Where: our summer job at Rock Creek Lakes Resort
In past years at the Resort, we definitely felt like we were total Ohioans. We have a Midwest accent, we can eat church potluck foods unironically, and we refuse to say “the” in front of a freeway name. This year, our third season, I’m starting to notice a slight shift to the left, and a couple points really drove it home: Forest fires have become a normal part of the summer season, and when I say “down south”, it means Southern California rather than the Deep South of Alabama and Mississippi. I guess it was bound to happen after so many years of exposure!
Before I worry you too much, I’ll tell you about the fire. The Butte Fire started about 10 miles west of Mammoth Lakes on August 7, from a lightening strike. As the crow flies, it’s about 30 miles northwest of us, which doesn’t put us in any danger, but it does mean that we get a lot a hazy days as the smoke blows over the ridges and into our canyon. It’s also been filling up the Owens Valley with a thick film, so we can barely see the White Mountains, just 30 miles away.

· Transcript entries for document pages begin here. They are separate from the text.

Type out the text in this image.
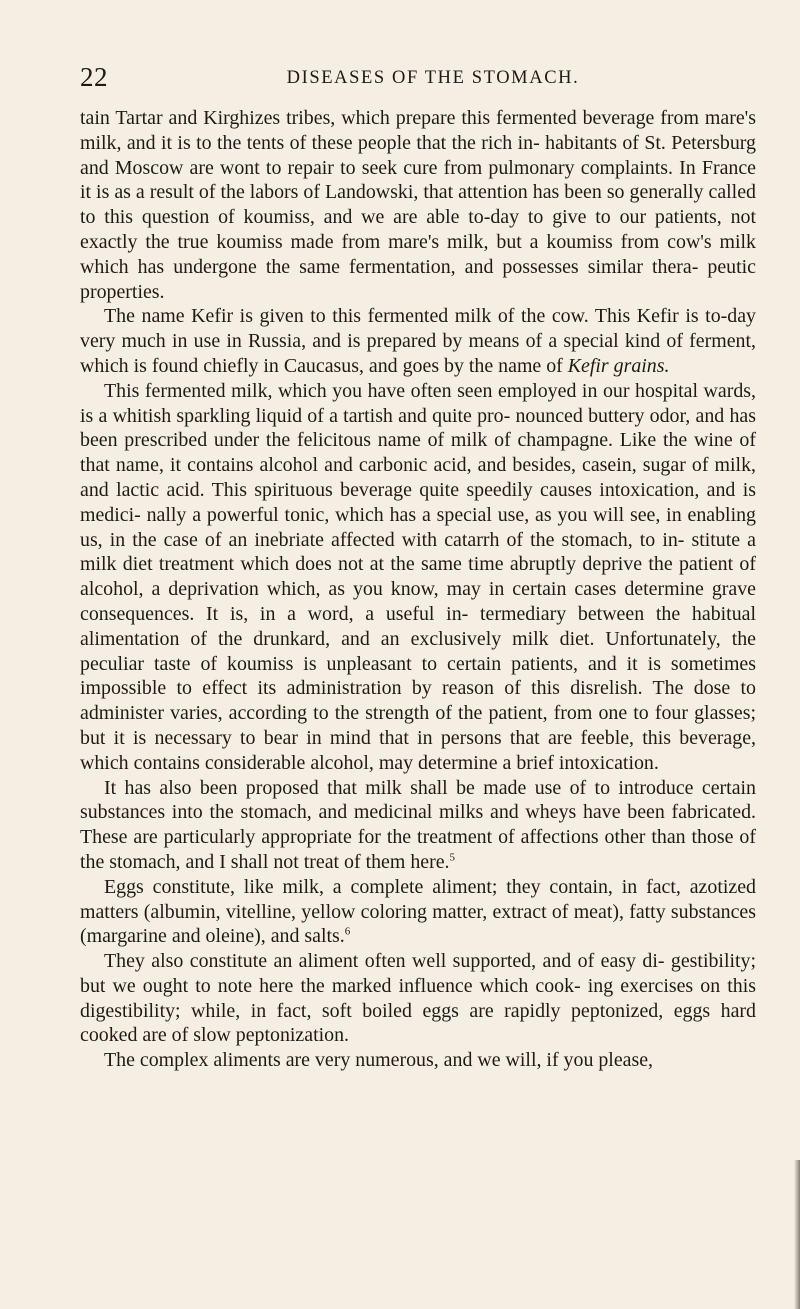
22	DISEASES OF THE STOMACH.

tain Tartar and Kirghizes tribes, which prepare this fermented beverage from mare's milk, and it is to the tents of these people that the rich in- habitants of St. Petersburg and Moscow are wont to repair to seek cure from pulmonary complaints. In France it is as a result of the labors of Landowski, that attention has been so generally called to this question of koumiss, and we are able to-day to give to our patients, not exactly the true koumiss made from mare's milk, but a koumiss from cow's milk which has undergone the same fermentation, and possesses similar thera- peutic properties.

The name Kefir is given to this fermented milk of the cow. This Kefir is to-day very much in use in Russia, and is prepared by means of a special kind of ferment, which is found chiefly in Caucasus, and goes by the name of Kefir grains.

This fermented milk, which you have often seen employed in our hospital wards, is a whitish sparkling liquid of a tartish and quite pro- nounced buttery odor, and has been prescribed under the felicitous name of milk of champagne. Like the wine of that name, it contains alcohol and carbonic acid, and besides, casein, sugar of milk, and lactic acid. This spirituous beverage quite speedily causes intoxication, and is medici- nally a powerful tonic, which has a special use, as you will see, in enabling us, in the case of an inebriate affected with catarrh of the stomach, to in- stitute a milk diet treatment which does not at the same time abruptly deprive the patient of alcohol, a deprivation which, as you know, may in certain cases determine grave consequences. It is, in a word, a useful in- termediary between the habitual alimentation of the drunkard, and an exclusively milk diet. Unfortunately, the peculiar taste of koumiss is unpleasant to certain patients, and it is sometimes impossible to effect its administration by reason of this disrelish. The dose to administer varies, according to the strength of the patient, from one to four glasses; but it is necessary to bear in mind that in persons that are feeble, this beverage, which contains considerable alcohol, may determine a brief intoxication.

It has also been proposed that milk shall be made use of to introduce certain substances into the stomach, and medicinal milks and wheys have been fabricated. These are particularly appropriate for the treatment of affections other than those of the stomach, and I shall not treat of them here.$^5$

Eggs constitute, like milk, a complete aliment; they contain, in fact, azotized matters (albumin, vitelline, yellow coloring matter, extract of meat), fatty substances (margarine and oleine), and salts.$^6$

They also constitute an aliment often well supported, and of easy di- gestibility; but we ought to note here the marked influence which cook- ing exercises on this digestibility; while, in fact, soft boiled eggs are rapidly peptonized, eggs hard cooked are of slow peptonization.

The complex aliments are very numerous, and we will, if you please,
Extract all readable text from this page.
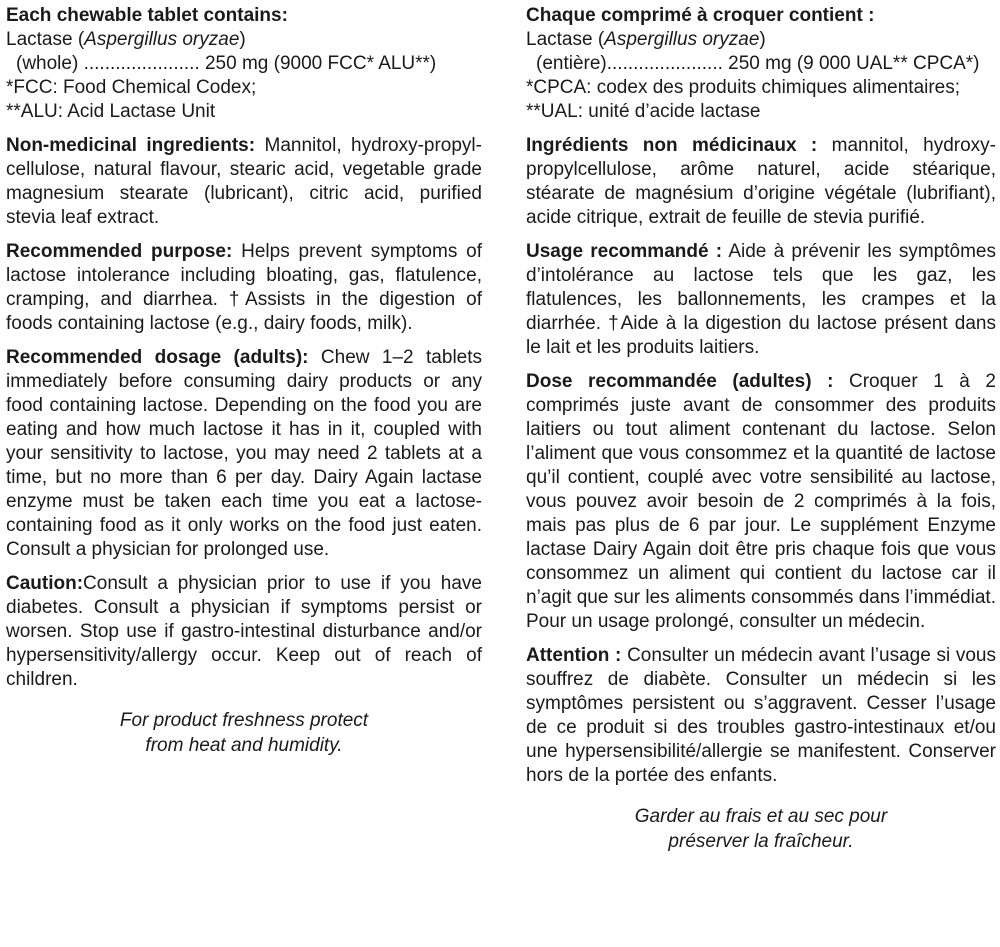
Each chewable tablet contains:
Lactase (Aspergillus oryzae)
(whole) ...................... 250 mg (9000 FCC* ALU**)
*FCC: Food Chemical Codex;
**ALU: Acid Lactase Unit

Non-medicinal ingredients: Mannitol, hydroxy-propyl-cellulose, natural flavour, stearic acid, vegetable grade magnesium stearate (lubricant), citric acid, purified stevia leaf extract.

Recommended purpose: Helps prevent symptoms of lactose intolerance including bloating, gas, flatulence, cramping, and diarrhea. †Assists in the digestion of foods containing lactose (e.g., dairy foods, milk).

Recommended dosage (adults): Chew 1–2 tablets immediately before consuming dairy products or any food containing lactose. Depending on the food you are eating and how much lactose it has in it, coupled with your sensitivity to lactose, you may need 2 tablets at a time, but no more than 6 per day. Dairy Again lactase enzyme must be taken each time you eat a lactose-containing food as it only works on the food just eaten. Consult a physician for prolonged use.

Caution:Consult a physician prior to use if you have diabetes. Consult a physician if symptoms persist or worsen. Stop use if gastro-intestinal disturbance and/or hypersensitivity/allergy occur. Keep out of reach of children.

For product freshness protect
from heat and humidity.
Chaque comprimé à croquer contient :
Lactase (Aspergillus oryzae)
(entière)...................... 250 mg (9 000 UAL** CPCA*)
*CPCA: codex des produits chimiques alimentaires;
**UAL: unité d’acide lactase

Ingrédients non médicinaux : mannitol, hydroxy-propylcellulose, arôme naturel, acide stéarique, stéarate de magnésium d’origine végétale (lubrifiant), acide citrique, extrait de feuille de stevia purifié.

Usage recommandé : Aide à prévenir les symptômes d’intolérance au lactose tels que les gaz, les flatulences, les ballonnements, les crampes et la diarrhée. †Aide à la digestion du lactose présent dans le lait et les produits laitiers.

Dose recommandée (adultes) : Croquer 1 à 2 comprimés juste avant de consommer des produits laitiers ou tout aliment contenant du lactose. Selon l’aliment que vous consommez et la quantité de lactose qu’il contient, couplé avec votre sensibilité au lactose, vous pouvez avoir besoin de 2 comprimés à la fois, mais pas plus de 6 par jour. Le supplément Enzyme lactase Dairy Again doit être pris chaque fois que vous consommez un aliment qui contient du lactose car il n’agit que sur les aliments consommés dans l’immédiat. Pour un usage prolongé, consulter un médecin.

Attention : Consulter un médecin avant l’usage si vous souffrez de diabète. Consulter un médecin si les symptômes persistent ou s’aggravent. Cesser l’usage de ce produit si des troubles gastro-intestinaux et/ou une hypersensibilité/allergie se manifestent. Conserver hors de la portée des enfants.

Garder au frais et au sec pour
préserver la fraîcheur.
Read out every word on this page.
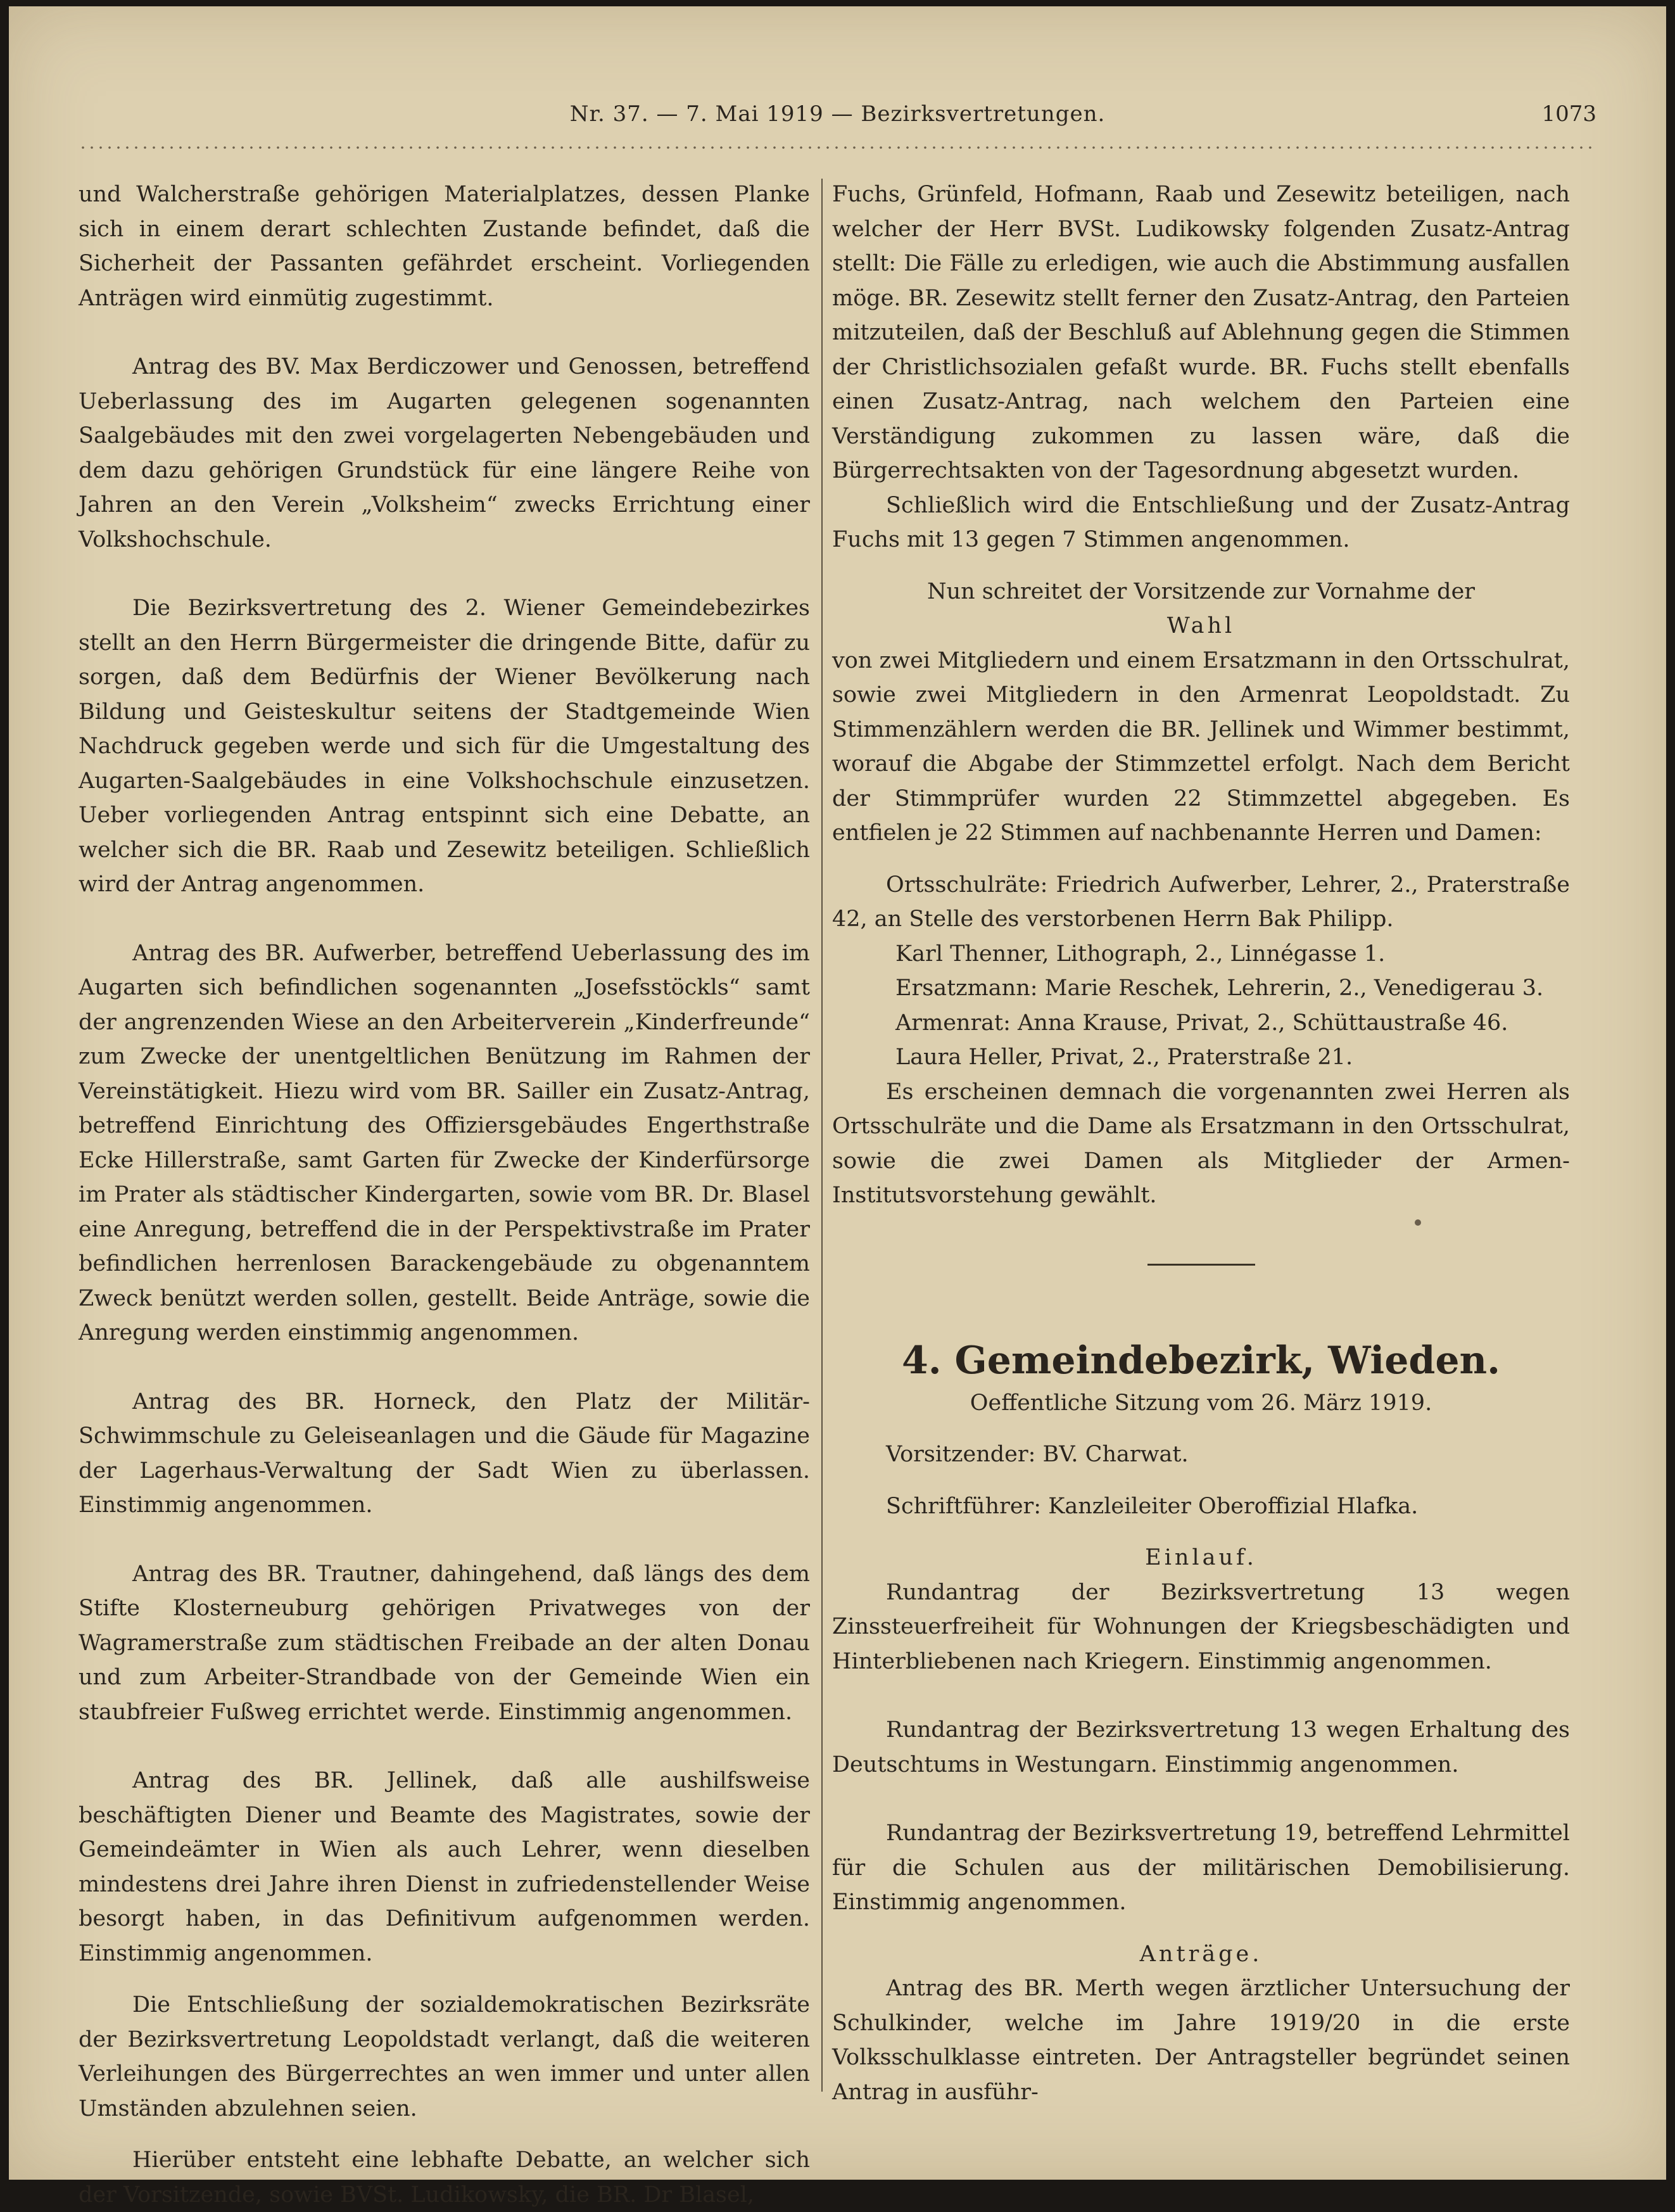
Nr. 37. — 7. Mai 1919 — Bezirksvertretungen.	1073

und Walcherstraße gehörigen Materialplatzes, dessen Planke sich in einem derart schlechten Zustande befindet, daß die Sicherheit der Passanten gefährdet erscheint. Vorliegenden Anträgen wird einmütig zugestimmt.

Antrag des BV. Max Berdiczower und Genossen, betreffend Ueberlassung des im Augarten gelegenen sogenannten Saalgebäudes mit den zwei vorgelagerten Nebengebäuden und dem dazu gehörigen Grundstück für eine längere Reihe von Jahren an den Verein „Volksheim“ zwecks Errichtung einer Volkshochschule.

Die Bezirksvertretung des 2. Wiener Gemeindebezirkes stellt an den Herrn Bürgermeister die dringende Bitte, dafür zu sorgen, daß dem Bedürfnis der Wiener Bevölkerung nach Bildung und Geisteskultur seitens der Stadtgemeinde Wien Nachdruck gegeben werde und sich für die Umgestaltung des Augarten-Saalgebäudes in eine Volkshochschule einzusetzen. Ueber vorliegenden Antrag entspinnt sich eine Debatte, an welcher sich die BR. Raab und Zesewitz beteiligen. Schließlich wird der Antrag angenommen.

Antrag des BR. Aufwerber, betreffend Ueberlassung des im Augarten sich befindlichen sogenannten „Josefsstöckls“ samt der angrenzenden Wiese an den Arbeiterverein „Kinderfreunde“ zum Zwecke der unentgeltlichen Benützung im Rahmen der Vereinstätigkeit. Hiezu wird vom BR. Sailler ein Zusatz-Antrag, betreffend Einrichtung des Offiziersgebäudes Engerthstraße Ecke Hillerstraße, samt Garten für Zwecke der Kinderfürsorge im Prater als städtischer Kindergarten, sowie vom BR. Dr. Blasel eine Anregung, betreffend die in der Perspektivstraße im Prater befindlichen herrenlosen Barackengebäude zu obgenanntem Zweck benützt werden sollen, gestellt. Beide Anträge, sowie die Anregung werden einstimmig angenommen.

Antrag des BR. Horneck, den Platz der Militär-Schwimmschule zu Geleiseanlagen und die Gäude für Magazine der Lagerhaus-Verwaltung der Sadt Wien zu überlassen. Einstimmig angenommen.

Antrag des BR. Trautner, dahingehend, daß längs des dem Stifte Klosterneuburg gehörigen Privatweges von der Wagramerstraße zum städtischen Freibade an der alten Donau und zum Arbeiter-Strandbade von der Gemeinde Wien ein staubfreier Fußweg errichtet werde. Einstimmig angenommen.

Antrag des BR. Jellinek, daß alle aushilfsweise beschäftigten Diener und Beamte des Magistrates, sowie der Gemeindeämter in Wien als auch Lehrer, wenn dieselben mindestens drei Jahre ihren Dienst in zufriedenstellender Weise besorgt haben, in das Definitivum aufgenommen werden. Einstimmig angenommen.

Die Entschließung der sozialdemokratischen Bezirksräte der Bezirksvertretung Leopoldstadt verlangt, daß die weiteren Verleihungen des Bürgerrechtes an wen immer und unter allen Umständen abzulehnen seien.

Hierüber entsteht eine lebhafte Debatte, an welcher sich der Vorsitzende, sowie BVSt. Ludikowsky, die BR. Dr Blasel,

Fuchs, Grünfeld, Hofmann, Raab und Zesewitz beteiligen, nach welcher der Herr BVSt. Ludikowsky folgenden Zusatz-Antrag stellt: Die Fälle zu erledigen, wie auch die Abstimmung ausfallen möge. BR. Zesewitz stellt ferner den Zusatz-Antrag, den Parteien mitzuteilen, daß der Beschluß auf Ablehnung gegen die Stimmen der Christlichsozialen gefaßt wurde. BR. Fuchs stellt ebenfalls einen Zusatz-Antrag, nach welchem den Parteien eine Verständigung zukommen zu lassen wäre, daß die Bürgerrechtsakten von der Tagesordnung abgesetzt wurden.

Schließlich wird die Entschließung und der Zusatz-Antrag Fuchs mit 13 gegen 7 Stimmen angenommen.

Nun schreitet der Vorsitzende zur Vornahme der

Wahl

von zwei Mitgliedern und einem Ersatzmann in den Ortsschulrat, sowie zwei Mitgliedern in den Armenrat Leopoldstadt. Zu Stimmenzählern werden die BR. Jellinek und Wimmer bestimmt, worauf die Abgabe der Stimmzettel erfolgt. Nach dem Bericht der Stimmprüfer wurden 22 Stimmzettel abgegeben. Es entfielen je 22 Stimmen auf nachbenannte Herren und Damen:

Ortsschulräte: Friedrich Aufwerber, Lehrer, 2., Praterstraße 42, an Stelle des verstorbenen Herrn Bak Philipp.

Karl Thenner, Lithograph, 2., Linnégasse 1.

Ersatzmann: Marie Reschek, Lehrerin, 2., Venedigerau 3.

Armenrat: Anna Krause, Privat, 2., Schüttaustraße 46.

Laura Heller, Privat, 2., Praterstraße 21.

Es erscheinen demnach die vorgenannten zwei Herren als Ortsschulräte und die Dame als Ersatzmann in den Ortsschulrat, sowie die zwei Damen als Mitglieder der Armen-Institutsvorstehung gewählt.

4. Gemeindebezirk, Wieden.

Oeffentliche Sitzung vom 26. März 1919.

Vorsitzender: BV. Charwat.

Schriftführer: Kanzleileiter Oberoffizial Hlafka.

Einlauf.

Rundantrag der Bezirksvertretung 13 wegen Zinssteuerfreiheit für Wohnungen der Kriegsbeschädigten und Hinterbliebenen nach Kriegern. Einstimmig angenommen.

Rundantrag der Bezirksvertretung 13 wegen Erhaltung des Deutschtums in Westungarn. Einstimmig angenommen.

Rundantrag der Bezirksvertretung 19, betreffend Lehrmittel für die Schulen aus der militärischen Demobilisierung. Einstimmig angenommen.

Anträge.

Antrag des BR. Merth wegen ärztlicher Untersuchung der Schulkinder, welche im Jahre 1919/20 in die erste Volksschulklasse eintreten. Der Antragsteller begründet seinen Antrag in ausführ-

Before we started working out here, I was terrified of forest fires, because the national news always made them look so bad. Now, I’m not saying that these fires are never dangerous; many communities around us have had a devastating fire come through and destroy property. But, the reality is that they’re mostly seen as an annoyance, ruining air quality and closing down the few highways that run through the mountains. I think a major difference is the length of the event. See, a tornado comes and goes in a a matter of minutes, but some of these fires can go on for a month or more. The Forest Service only puts them out immediately if people are in danger; if the fire is in a really remote location, the FS prefers to let it burn, as nature intended. It’s hard to stay hyper about something with such a long life span. Plus, it seems that whenever one fire is finally put out, another starts up from the lightening that accompanied the rain that doused the first one.
So, because it’s been a little bit hazy for quite some time, we decided to hike in the Mammoth area last week, and take our chances with the smoke. We took a short but charming trail that quickly gains elevation over the Mammoth Lakes Basin and leads to a nice lake in less than 2 miles. Crystal Lake, as advertised, was a gorgeous clear blue, and we watched tons of trout swimming around and coming up for a bug breakfast. Then, I though that my sunglasses were smudged, because everything looked blurry. I took them off to clean them, and saw thick smoke starting to pour over the ridge. The wind had shifted, and the clear morning was quickly wearing off. We headed back down the trail briskly, astounded by how the basin had changed from just a hour previous. We could barely make out the lakes below, and the air was almost too thick to breathe. Time to head inside!
Nice and clear:
Still big snowfields:
Big change in the span of 30 minutes:
Where’s the lakes?!:
The other interesting part of our week was a visit from our friends from Down South, Buddy and Judy. They brought their trailer up for a few days of camping along 395, and managed to snag a night in a prime spot at Rock Creek Lake Campground. (Get this—most of California is already back to school, which makes this an awesome time to do some traveling!) Yesterday, we joined them in the June Lake area for a hike to Parker Lake. (Which was closed a few weeks ago due to yet another fire in the area.)
It was a perfect day for a hike with warm sun but cool breezes, and with that hint of cooler air, I saw my first yellow leaf of the season. It seems like just a couple weeks ago that I was taking pictures of aspen buds, and they are already starting to think about fall. It’s always fun to see Buddy and Judy, who call themselves our “road parents”. They cooked up a delicious feast from the grill, and even had gluten free cookies for dessert! It’s always great to catch up with them.